政情不安、出荷停止
インド・ニューデリーからお届けしているマカイバリジャパンのインド駐在ブログ。
このブログでも何度かお伝えしていますが、現在、ダージリンの政情が大変不安定です。ダージリンでは、Gorkhaland独立要求に向け、過去頻繁にストライキが行われてきました。
現在、4月18日に実施されるダージリン地区選挙に向け、その活動は激化し、遂に3月4日から、ダージリンのすべての茶園において、茶葉の出荷停止が義務づけられました。今現在、どこの茶園も、ファーストフラッシュを出荷することができません。
ダージリン茶業界では、3年に一度、労働組合と茶園経営者が、賃金を含む就労環境について話し合い、就労条件を改定します。

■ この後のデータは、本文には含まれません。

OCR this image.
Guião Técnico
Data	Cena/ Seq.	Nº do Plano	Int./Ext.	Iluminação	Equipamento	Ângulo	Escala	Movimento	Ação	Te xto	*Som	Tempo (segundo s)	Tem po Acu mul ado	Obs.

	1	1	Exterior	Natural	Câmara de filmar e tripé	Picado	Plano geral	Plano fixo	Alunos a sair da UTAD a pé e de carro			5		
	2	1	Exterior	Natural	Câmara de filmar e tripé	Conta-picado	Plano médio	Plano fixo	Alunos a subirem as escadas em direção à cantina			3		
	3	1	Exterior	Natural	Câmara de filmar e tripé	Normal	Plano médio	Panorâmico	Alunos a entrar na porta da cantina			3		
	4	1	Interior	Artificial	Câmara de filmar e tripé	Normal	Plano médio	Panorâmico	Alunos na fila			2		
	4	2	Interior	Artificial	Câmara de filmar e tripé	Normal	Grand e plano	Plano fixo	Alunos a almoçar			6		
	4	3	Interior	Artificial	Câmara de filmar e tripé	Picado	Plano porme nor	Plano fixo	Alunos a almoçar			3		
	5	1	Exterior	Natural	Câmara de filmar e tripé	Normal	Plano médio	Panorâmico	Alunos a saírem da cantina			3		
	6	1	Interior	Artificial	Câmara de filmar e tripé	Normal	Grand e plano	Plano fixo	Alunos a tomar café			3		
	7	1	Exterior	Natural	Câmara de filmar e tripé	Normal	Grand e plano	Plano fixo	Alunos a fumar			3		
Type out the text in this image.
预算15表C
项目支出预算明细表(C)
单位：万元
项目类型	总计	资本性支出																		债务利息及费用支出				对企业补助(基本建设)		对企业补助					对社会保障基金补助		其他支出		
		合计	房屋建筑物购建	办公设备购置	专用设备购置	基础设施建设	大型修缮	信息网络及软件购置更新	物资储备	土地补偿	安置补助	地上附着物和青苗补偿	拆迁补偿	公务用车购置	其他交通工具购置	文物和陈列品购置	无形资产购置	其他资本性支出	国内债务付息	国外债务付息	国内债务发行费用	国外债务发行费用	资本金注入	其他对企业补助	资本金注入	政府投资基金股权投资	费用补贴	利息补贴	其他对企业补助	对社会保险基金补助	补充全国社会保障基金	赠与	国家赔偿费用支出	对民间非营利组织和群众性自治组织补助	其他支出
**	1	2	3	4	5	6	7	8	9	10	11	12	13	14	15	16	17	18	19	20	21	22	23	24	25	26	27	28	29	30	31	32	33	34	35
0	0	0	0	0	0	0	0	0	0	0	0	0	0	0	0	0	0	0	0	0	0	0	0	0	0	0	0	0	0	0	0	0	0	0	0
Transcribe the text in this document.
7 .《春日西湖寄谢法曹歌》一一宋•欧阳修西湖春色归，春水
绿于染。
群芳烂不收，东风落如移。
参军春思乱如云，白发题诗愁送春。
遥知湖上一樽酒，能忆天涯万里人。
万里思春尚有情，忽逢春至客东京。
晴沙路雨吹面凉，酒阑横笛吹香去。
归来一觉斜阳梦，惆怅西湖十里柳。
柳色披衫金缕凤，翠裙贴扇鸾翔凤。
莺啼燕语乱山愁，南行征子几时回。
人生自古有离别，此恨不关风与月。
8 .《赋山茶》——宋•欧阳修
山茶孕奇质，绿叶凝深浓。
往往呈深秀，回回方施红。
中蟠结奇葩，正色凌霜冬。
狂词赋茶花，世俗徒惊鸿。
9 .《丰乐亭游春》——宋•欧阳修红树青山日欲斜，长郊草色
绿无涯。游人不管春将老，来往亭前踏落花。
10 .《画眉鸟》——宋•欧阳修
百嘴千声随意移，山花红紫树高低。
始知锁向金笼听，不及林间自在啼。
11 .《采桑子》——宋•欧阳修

ちょうど2010年3月31日、それまでの就労条件が終了します。
現在、ダージリン地区の政権を握るGJM(Gorkha Janmukti Morcha)が提示した条件は、茶畑で働く人の賃金を約2倍に値上げすること。約55,000人いると言われる茶園労働者の多くはそれを支持し、労働組合と経営者の意見は真っ向からぶつかっています。
経営者会議は、コルカタやシリグリで何度も行われ、今日も茶園主のラジャさんと電話で話しましたが、未だ出荷停止は解かれておらず、話し合いも平行線だとのこと。
茶摘みや製茶は通常通り行われていますが、出来上がった茶は出荷できず、倉庫で保管されています。
「出荷ができない=茶園への収益がゼロ」ですので、経営者側も大変苦しい状況に追い込まれています。反対に、賃金を2倍にすることは、労働者の数がマカイバリだけで680人、他の茶園はもっと大規模ですので、賃金を確保することが難しくなり、最悪の結末は茶園閉鎖へと追い込まれます。
もし茶園が閉鎖してしまったら、労働者は茶園から提供されている家、教育や医療の福祉、そして給料を失います。
全く持って、共倒れの構図。
賃金を2倍にする、と言う、GJMの短絡的な発想を、現地では「選挙のためのリップサービスだ」と言う人もいました。
「ラジャさん、大変辛い状況ですね」と問いかけると
「違うよ。今回のことは自分ではなく、他者が問題を作っている。だから僕は、これは人生へのチャレンジだと思って乗り越える準備ができている。視点を変えれば、問題へのアプローチの仕方も変わってくる。僕たちマカイバリは大丈夫」と、ニコニコして答えてくれました。
今回の出荷停止問題は、ダージリン地区の新聞には頻繁に記事になっていますが、ダージリンが属する西ベンガル州版の新聞には少しだけ、デリー版に至っては、数回ちょっと掲載されたくらいです。インド全体の関心の薄さにがっかりしているのが、私の本音です。
この件に関しては、新しい情報を入手し次第、ブログでお伝えいたします。